Well, no. I expect an American local paper to be less punctilious about the name of a country than that country's official legal documents.
You know what would solve this with a high degree of certainty is a small pool of comparison documents from the same period. It would give a very high-confidence probability indicator, and would not require a large sample pool to do so. WND claims it has such comparisons. Did they photograph/scan them? Where are they? Sans that, we need someone else to share a similar document from the same year. There are doubtless tens of thousands of such documents from 1964 floating around. All we need are a couple, copies even.
Mount Athos said:
“Were you impressed by the famous “Nevada Palladium Times” naming the “Republic of Kenya” in November 1963, even before kenya gained independence — a time when they were a british crown colony and the Queen of England was their head of state?

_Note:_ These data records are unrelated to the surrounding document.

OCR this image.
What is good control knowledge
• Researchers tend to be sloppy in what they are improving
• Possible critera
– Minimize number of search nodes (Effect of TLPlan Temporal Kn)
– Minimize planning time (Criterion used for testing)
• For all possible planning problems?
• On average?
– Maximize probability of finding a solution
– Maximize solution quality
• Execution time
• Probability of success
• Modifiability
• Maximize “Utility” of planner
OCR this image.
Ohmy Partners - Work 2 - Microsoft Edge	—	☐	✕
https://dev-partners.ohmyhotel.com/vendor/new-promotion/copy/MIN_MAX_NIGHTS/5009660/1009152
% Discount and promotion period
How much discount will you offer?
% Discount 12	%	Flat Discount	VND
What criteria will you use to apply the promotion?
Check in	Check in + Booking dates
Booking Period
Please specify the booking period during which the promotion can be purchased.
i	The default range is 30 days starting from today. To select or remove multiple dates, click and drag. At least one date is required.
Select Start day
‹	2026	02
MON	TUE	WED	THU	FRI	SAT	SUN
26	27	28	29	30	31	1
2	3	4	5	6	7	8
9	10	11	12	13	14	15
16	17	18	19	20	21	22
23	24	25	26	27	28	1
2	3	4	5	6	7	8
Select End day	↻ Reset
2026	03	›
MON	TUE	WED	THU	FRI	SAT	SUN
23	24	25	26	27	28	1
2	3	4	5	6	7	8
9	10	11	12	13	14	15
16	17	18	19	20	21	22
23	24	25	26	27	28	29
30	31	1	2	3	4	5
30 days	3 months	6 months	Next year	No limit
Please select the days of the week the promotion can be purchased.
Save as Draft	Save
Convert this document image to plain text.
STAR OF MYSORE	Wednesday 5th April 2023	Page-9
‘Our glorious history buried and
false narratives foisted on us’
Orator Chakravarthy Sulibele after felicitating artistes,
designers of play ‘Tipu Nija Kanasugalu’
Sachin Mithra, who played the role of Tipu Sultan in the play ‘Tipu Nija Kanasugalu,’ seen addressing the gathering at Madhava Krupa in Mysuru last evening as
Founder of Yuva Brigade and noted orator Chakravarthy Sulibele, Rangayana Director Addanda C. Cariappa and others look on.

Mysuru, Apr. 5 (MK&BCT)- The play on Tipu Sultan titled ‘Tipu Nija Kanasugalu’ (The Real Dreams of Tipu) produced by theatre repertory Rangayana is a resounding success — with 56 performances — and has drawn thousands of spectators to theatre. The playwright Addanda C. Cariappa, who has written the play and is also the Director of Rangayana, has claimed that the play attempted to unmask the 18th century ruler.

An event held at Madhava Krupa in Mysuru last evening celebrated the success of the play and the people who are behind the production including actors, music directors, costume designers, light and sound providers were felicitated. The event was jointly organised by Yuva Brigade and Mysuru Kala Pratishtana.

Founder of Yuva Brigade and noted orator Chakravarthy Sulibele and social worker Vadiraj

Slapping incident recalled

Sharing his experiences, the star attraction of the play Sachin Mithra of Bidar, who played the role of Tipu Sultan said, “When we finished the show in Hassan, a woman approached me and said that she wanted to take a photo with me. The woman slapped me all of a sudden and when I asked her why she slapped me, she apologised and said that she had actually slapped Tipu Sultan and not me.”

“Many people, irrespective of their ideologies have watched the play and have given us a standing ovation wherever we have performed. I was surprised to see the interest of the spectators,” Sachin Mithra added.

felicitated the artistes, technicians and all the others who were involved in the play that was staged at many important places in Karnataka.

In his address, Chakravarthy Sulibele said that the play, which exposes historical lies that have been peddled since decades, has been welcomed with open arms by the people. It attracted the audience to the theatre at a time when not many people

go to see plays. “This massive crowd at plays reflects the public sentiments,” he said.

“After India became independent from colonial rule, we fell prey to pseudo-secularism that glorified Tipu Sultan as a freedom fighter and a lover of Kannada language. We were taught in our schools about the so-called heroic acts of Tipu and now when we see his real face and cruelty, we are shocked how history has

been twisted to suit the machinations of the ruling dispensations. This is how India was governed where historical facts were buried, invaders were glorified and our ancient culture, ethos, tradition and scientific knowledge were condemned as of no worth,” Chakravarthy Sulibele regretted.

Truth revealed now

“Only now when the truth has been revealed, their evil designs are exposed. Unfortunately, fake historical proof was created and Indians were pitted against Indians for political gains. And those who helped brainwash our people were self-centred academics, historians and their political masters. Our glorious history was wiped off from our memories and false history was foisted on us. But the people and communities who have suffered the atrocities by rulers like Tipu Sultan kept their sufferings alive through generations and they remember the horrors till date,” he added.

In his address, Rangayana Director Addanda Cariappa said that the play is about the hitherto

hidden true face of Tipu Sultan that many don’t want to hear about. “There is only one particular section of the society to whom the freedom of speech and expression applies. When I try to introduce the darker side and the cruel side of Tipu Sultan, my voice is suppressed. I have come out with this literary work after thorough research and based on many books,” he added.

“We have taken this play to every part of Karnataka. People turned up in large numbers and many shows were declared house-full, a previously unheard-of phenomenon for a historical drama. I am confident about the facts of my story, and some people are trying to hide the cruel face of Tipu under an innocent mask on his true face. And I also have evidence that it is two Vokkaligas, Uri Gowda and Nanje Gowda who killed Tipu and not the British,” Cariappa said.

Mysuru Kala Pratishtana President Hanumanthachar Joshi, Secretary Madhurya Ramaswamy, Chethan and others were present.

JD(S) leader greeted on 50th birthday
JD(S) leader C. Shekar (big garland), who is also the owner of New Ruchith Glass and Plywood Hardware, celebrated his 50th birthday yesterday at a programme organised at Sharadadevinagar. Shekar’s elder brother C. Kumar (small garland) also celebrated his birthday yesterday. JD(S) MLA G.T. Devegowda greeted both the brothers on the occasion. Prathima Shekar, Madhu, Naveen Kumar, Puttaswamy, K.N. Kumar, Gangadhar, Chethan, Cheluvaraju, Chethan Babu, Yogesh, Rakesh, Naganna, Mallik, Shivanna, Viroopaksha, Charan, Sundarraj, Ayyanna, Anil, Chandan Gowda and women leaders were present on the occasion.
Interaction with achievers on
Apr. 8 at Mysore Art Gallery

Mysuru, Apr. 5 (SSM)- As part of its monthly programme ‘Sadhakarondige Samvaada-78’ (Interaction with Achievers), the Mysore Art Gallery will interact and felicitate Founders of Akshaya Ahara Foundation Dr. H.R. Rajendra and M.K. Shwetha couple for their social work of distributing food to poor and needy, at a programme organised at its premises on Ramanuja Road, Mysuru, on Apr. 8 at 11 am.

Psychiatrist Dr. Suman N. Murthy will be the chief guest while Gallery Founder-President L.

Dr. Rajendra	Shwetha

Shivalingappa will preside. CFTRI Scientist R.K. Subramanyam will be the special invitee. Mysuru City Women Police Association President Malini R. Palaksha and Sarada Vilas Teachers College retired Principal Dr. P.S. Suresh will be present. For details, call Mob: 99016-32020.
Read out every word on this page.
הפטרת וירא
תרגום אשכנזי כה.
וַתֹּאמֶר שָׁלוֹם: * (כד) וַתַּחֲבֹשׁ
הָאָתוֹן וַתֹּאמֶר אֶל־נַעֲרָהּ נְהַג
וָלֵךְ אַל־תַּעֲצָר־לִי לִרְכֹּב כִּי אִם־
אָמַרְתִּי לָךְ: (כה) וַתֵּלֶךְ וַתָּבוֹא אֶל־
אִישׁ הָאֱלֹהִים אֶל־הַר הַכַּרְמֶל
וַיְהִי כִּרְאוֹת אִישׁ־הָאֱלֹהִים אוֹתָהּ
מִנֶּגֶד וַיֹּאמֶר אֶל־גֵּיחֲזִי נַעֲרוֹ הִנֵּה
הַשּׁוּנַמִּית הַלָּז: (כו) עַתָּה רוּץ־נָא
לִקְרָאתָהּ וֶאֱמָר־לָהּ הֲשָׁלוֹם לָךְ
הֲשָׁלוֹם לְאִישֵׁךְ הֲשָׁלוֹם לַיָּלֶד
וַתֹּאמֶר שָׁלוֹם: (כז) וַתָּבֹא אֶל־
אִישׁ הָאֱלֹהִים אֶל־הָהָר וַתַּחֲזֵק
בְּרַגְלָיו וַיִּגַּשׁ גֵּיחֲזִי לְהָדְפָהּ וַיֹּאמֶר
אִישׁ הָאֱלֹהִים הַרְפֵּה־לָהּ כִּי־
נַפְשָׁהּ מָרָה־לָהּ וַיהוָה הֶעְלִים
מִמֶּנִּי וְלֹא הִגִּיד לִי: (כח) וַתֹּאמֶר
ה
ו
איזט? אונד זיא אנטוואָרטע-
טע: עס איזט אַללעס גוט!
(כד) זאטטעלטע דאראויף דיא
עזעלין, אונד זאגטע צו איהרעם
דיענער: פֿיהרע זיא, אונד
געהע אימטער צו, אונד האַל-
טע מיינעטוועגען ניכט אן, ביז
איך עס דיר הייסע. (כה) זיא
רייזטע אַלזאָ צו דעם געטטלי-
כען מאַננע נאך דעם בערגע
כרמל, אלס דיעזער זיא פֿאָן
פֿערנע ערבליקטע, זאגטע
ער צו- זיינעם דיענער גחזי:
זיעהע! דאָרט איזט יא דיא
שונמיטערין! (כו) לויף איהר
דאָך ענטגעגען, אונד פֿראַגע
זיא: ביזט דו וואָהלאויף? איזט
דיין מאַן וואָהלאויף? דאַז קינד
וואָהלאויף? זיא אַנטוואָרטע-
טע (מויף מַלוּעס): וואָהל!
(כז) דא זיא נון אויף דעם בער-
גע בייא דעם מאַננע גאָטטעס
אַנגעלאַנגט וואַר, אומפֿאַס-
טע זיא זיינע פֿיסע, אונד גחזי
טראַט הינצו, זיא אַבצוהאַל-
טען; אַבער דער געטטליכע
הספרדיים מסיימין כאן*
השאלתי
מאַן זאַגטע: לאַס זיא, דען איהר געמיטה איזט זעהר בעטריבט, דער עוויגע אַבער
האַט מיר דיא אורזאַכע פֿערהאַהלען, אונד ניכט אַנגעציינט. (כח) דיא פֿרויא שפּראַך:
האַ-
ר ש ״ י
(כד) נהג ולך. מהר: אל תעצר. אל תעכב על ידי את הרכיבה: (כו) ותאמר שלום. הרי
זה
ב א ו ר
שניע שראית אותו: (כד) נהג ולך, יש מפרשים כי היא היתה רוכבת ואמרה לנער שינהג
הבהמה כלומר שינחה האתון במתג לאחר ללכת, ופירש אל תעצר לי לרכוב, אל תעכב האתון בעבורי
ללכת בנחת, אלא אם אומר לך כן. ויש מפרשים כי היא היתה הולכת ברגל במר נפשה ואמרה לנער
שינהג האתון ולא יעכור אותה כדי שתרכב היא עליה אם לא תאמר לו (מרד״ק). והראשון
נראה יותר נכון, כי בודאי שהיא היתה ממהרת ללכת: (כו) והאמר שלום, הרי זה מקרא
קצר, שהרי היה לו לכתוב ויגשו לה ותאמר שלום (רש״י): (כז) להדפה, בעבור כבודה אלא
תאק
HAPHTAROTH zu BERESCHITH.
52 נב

“The Kenyan government proclaimed itself to the world as a new Republic in December 1964, that it wasn’t one before. But that means nothing against a Nevada Palladium Times article. The fact that the major papers of the day didn’t refer to kenya this way before dec 1964 means nothing too eh.”
I say:
Now you sound like a Viral Messenger. You got documented proof that in 1963, people referred to Kenya as ‘Republic of Kenya’. And you can’t accept documented proof.
The official ‘proclamation’ of the Kenyan government is irrelevant if they were already saying they were ‘Republic of Kenya’ and signing their documents that way.
We say that America’s birthday is on 1776, not on the ratification of the Constitution of the ‘American Republic’.
Poor Mount Athos and his house of cards falling down!